Marthad'ilan Yanuf (Arabic: مرثد ألن ينوف), also romanized as Murthid 'Alan Yanuf, was a Himyarite king who reigned in the early 6th century CE. A devout Christian, Marthad'ilan Yanuf engaged in diplomatic relations with the Aksumite Empire as well as renovated churches in his territory. He is the first Christian ruler to have official rule over Himyar.

== Name ==
The name Marthad'ilan Yanuf appears in a few inscriptions dating to the early 6th century CE. In the books of Arab histories, his full name is given as Marthad ibn 'Abd-Kulal al-Himyari, which confirms that he is the son of the regent 'Abd-Kulal who is also a Christian, albeit a follower of Nontrinitarianism. He has a similar name to his predecessor, Marthad'ilan Yu'nim, although he is certainly not from the dynasty of Sharhabil Yakkuf.

== Reign ==
Marthad'ilan Yanuf was a diplomatic ruler with many construction projects. He welcomed three ambassadors from the Aksumite Empire into Yemen and supported a project to build a residence for them at Dhofar. He also financed the construction of a dam to help with the agriculture and farming. Marthad'ilan Yanuf reigned for fifteen years, afterwards he was succeeded by Ma'dikarib Ya'fur.

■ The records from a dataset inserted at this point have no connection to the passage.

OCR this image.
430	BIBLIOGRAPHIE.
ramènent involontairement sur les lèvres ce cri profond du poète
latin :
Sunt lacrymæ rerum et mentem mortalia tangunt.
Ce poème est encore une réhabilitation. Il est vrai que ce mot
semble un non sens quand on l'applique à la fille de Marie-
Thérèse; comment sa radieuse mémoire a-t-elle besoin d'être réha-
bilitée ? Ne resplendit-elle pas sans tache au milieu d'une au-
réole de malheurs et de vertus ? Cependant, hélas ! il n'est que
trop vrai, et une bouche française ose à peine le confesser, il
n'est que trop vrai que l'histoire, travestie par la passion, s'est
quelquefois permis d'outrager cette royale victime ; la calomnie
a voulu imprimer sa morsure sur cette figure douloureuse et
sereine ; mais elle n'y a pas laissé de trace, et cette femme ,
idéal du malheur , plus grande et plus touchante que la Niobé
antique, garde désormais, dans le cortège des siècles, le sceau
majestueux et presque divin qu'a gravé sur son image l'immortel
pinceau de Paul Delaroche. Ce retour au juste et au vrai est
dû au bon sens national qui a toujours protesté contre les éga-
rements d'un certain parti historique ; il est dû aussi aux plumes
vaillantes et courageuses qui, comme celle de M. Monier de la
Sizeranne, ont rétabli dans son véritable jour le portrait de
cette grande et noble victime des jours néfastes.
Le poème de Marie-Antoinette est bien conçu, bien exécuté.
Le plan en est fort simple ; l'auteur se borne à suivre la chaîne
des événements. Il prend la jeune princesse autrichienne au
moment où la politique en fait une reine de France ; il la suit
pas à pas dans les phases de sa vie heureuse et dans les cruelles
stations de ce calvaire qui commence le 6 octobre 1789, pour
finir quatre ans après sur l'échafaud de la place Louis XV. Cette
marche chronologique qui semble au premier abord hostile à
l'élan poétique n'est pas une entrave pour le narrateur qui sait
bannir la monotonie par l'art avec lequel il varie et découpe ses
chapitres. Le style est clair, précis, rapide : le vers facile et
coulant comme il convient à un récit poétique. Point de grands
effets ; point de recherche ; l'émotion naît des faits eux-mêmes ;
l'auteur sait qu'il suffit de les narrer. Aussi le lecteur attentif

Marthad'ilan Yanuf was also known to have had interactions with soothsayers, especially with a priestess named Afina.

== Family ==
Marthad'ilan Yanuf's family is not attested to in the archaeological inscriptions preserved. The Arab historians identify him as being the son of 'Abd-Kulal. They also state that he had a son named Wali'ah who was a wise man who served in the government. Ibn Hisham in The Book of Crowns on the Kings of Himyar narrates that Marthad'ilan Yanuf had another son named Rabi'ah who took power although this is mostly a legendary tale as are most of the other stories in that book are based on legends in Arabian folklore.